# Holiday pricing



## shroomgirl (Aug 11, 2000)

OK guys, I have recently been asked to cater a Christmas Eve dinner for 20....since my children are going to NO I'll probably bid the job.....how many times do you multiply the cost for CE or any big holiday for that matter.


----------



## chef david simpson (Sep 25, 2000)

double your overhead if it's a 20+

[This message has been edited by Chef David Simpson (edited October 20, 2000).]


----------



## chef david simpson (Sep 25, 2000)

In all respect as well, you must look at who you are catering to. If you make the bid too high, you might not get it. Is your client young or elder? What's thier income? Can they aford your services?

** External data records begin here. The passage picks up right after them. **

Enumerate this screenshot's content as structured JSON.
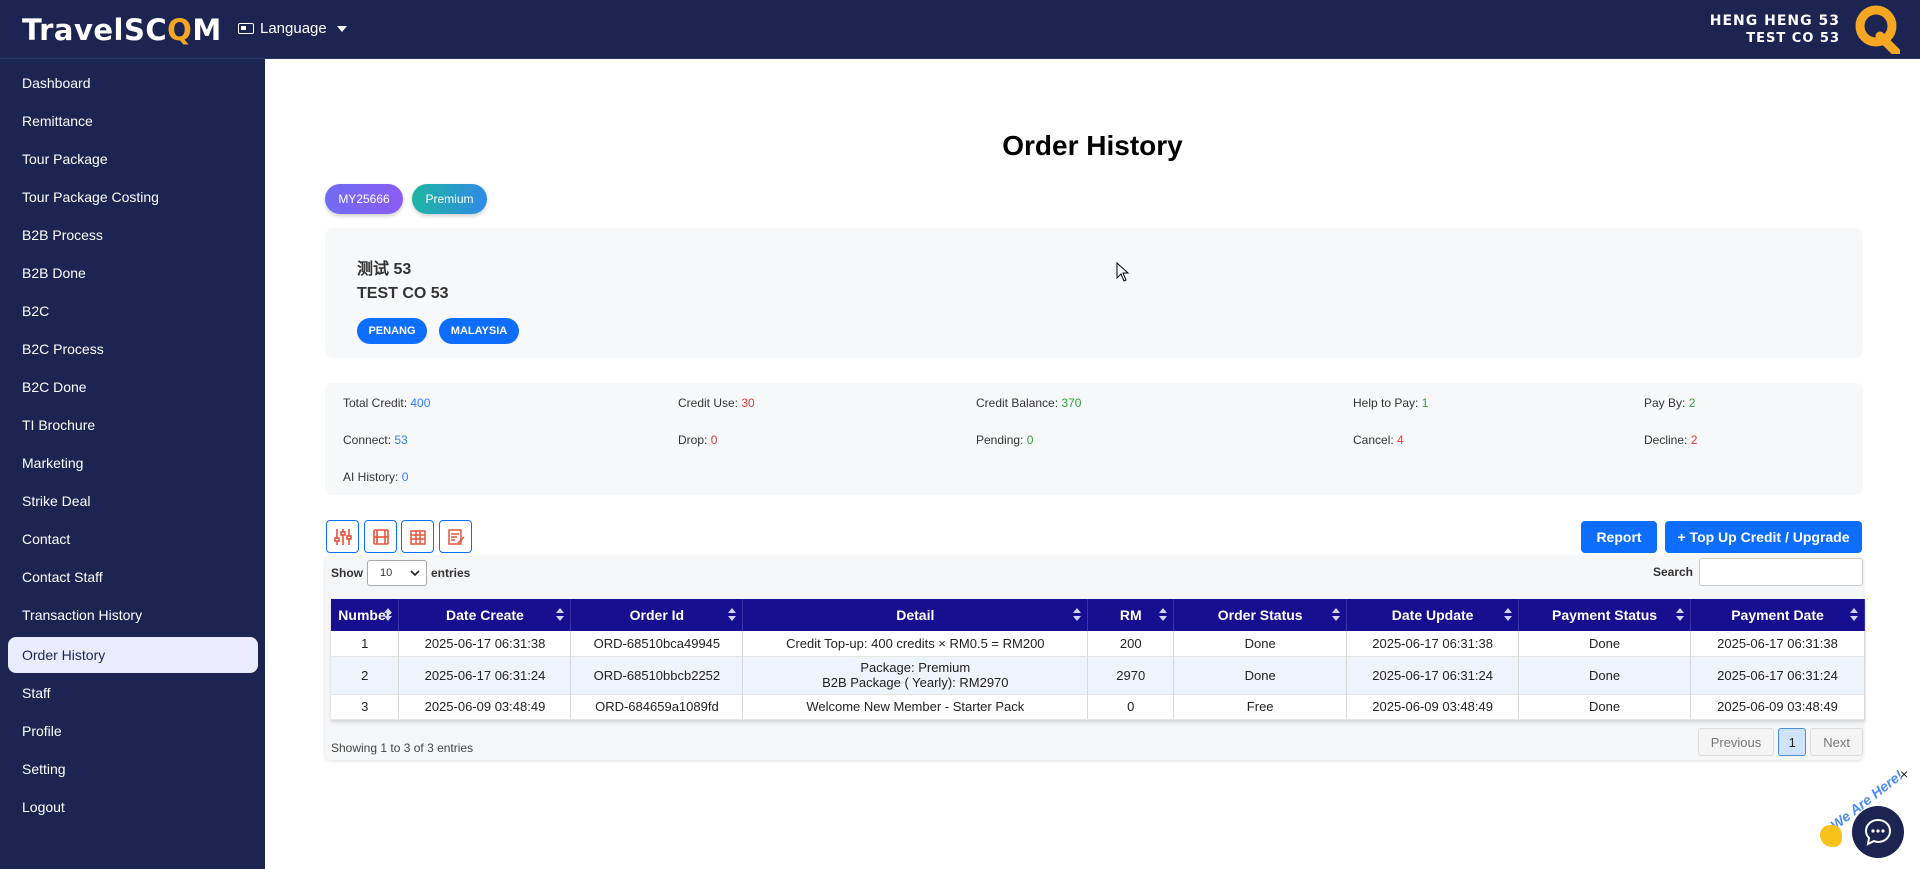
{
  "brand": {
    "logo_text_a": "TravelSC",
    "logo_text_o": "Q",
    "logo_text_b": "M"
  },
  "language": {
    "label": "Language"
  },
  "user": {
    "name": "HENG HENG 53",
    "company": "TEST CO 53"
  },
  "sidebar": {
    "items": [
      {
        "label": "Dashboard"
      },
      {
        "label": "Remittance"
      },
      {
        "label": "Tour Package"
      },
      {
        "label": "Tour Package Costing"
      },
      {
        "label": "B2B Process"
      },
      {
        "label": "B2B Done"
      },
      {
        "label": "B2C"
      },
      {
        "label": "B2C Process"
      },
      {
        "label": "B2C Done"
      },
      {
        "label": "TI Brochure"
      },
      {
        "label": "Marketing"
      },
      {
        "label": "Strike Deal"
      },
      {
        "label": "Contact"
      },
      {
        "label": "Contact Staff"
      },
      {
        "label": "Transaction History"
      },
      {
        "label": "Order History"
      },
      {
        "label": "Staff"
      },
      {
        "label": "Profile"
      },
      {
        "label": "Setting"
      },
      {
        "label": "Logout"
      }
    ],
    "active": "Order History"
  },
  "page": {
    "title": "Order History"
  },
  "member": {
    "code": "MY25666",
    "tier": "Premium"
  },
  "company": {
    "name_cn": "测试 53",
    "name_en": "TEST CO 53",
    "tags": [
      "PENANG",
      "MALAYSIA"
    ]
  },
  "stats": {
    "total_credit": {
      "label": "Total Credit:",
      "value": "400"
    },
    "credit_use": {
      "label": "Credit Use:",
      "value": "30"
    },
    "credit_balance": {
      "label": "Credit Balance:",
      "value": "370"
    },
    "help_to_pay": {
      "label": "Help to Pay:",
      "value": "1"
    },
    "pay_by": {
      "label": "Pay By:",
      "value": "2"
    },
    "connect": {
      "label": "Connect:",
      "value": "53"
    },
    "drop": {
      "label": "Drop:",
      "value": "0"
    },
    "pending": {
      "label": "Pending:",
      "value": "0"
    },
    "cancel": {
      "label": "Cancel:",
      "value": "4"
    },
    "decline": {
      "label": "Decline:",
      "value": "2"
    },
    "ai_history": {
      "label": "AI History:",
      "value": "0"
    }
  },
  "toolbar": {
    "icons": [
      "filter-sliders-icon",
      "film-icon",
      "building-icon",
      "edit-note-icon"
    ],
    "report_label": "Report",
    "topup_label": "+ Top Up Credit / Upgrade"
  },
  "table_controls": {
    "show_label": "Show",
    "page_size": "10",
    "entries_label": "entries",
    "search_label": "Search",
    "search_value": ""
  },
  "table": {
    "headers": [
      "Number",
      "Date Create",
      "Order Id",
      "Detail",
      "RM",
      "Order Status",
      "Date Update",
      "Payment Status",
      "Payment Date"
    ],
    "rows": [
      {
        "number": "1",
        "date_create": "2025-06-17 06:31:38",
        "order_id": "ORD-68510bca49945",
        "detail_1": "Credit Top-up: 400 credits × RM0.5 = RM200",
        "detail_2": "",
        "rm": "200",
        "order_status": "Done",
        "date_update": "2025-06-17 06:31:38",
        "payment_status": "Done",
        "payment_date": "2025-06-17 06:31:38"
      },
      {
        "number": "2",
        "date_create": "2025-06-17 06:31:24",
        "order_id": "ORD-68510bbcb2252",
        "detail_1": "Package: Premium",
        "detail_2": "B2B Package ( Yearly): RM2970",
        "rm": "2970",
        "order_status": "Done",
        "date_update": "2025-06-17 06:31:24",
        "payment_status": "Done",
        "payment_date": "2025-06-17 06:31:24"
      },
      {
        "number": "3",
        "date_create": "2025-06-09 03:48:49",
        "order_id": "ORD-684659a1089fd",
        "detail_1": "Welcome New Member - Starter Pack",
        "detail_2": "",
        "rm": "0",
        "order_status": "Free",
        "date_update": "2025-06-09 03:48:49",
        "payment_status": "Done",
        "payment_date": "2025-06-09 03:48:49"
      }
    ],
    "info": "Showing 1 to 3 of 3 entries"
  },
  "pagination": {
    "previous": "Previous",
    "current": "1",
    "next": "Next"
  },
  "chat": {
    "label": "We Are Here!",
    "close": "×"
  },
  "colors": {
    "navy": "#1c2451",
    "primary": "#0d6efd",
    "table_header": "#160f8f",
    "blue_value": "#2f80ed",
    "red_value": "#e53935",
    "green_value": "#2e9e3e"
  }
}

You must look at all angles of your clients' needs befor you strike a deal.


----------



## shroomgirl (Aug 11, 2000)

I stay with my food< I hire staff to help but I've never not been at one of my parties...
I'm mixed on this one...."my husband may be concerned about the cost and try to talk you down" to my response of "That's the difference between brisket and filet"
So....75% cost up front payment due that night....it will be worth my while or I just don't do it....it's a fairly easy meal
3 apps 
butternut squash soup, guyere biscuits
baby greens with ving cranberries and pecans
Prime rib with yorkshire pudding, 3 veg
horseradish sauce
apple pie and bouche noel
I stay serve plated food with help
clean-up


----------



## chef david simpson (Sep 25, 2000)

For something like this I would charge about $2500 dedending on type of people they are. It looks like thier not very well off or money would'nt be an issue. So stand your ground and be firm.


----------



## shroomgirl (Aug 11, 2000)

Yep they offered 1/2 of that.....no they are ok but he's got a doctorate in Economics.
and they are not sure how many are going to be in Colorado at the Family compound.......

so yeah $125 per head is not out of line.


----------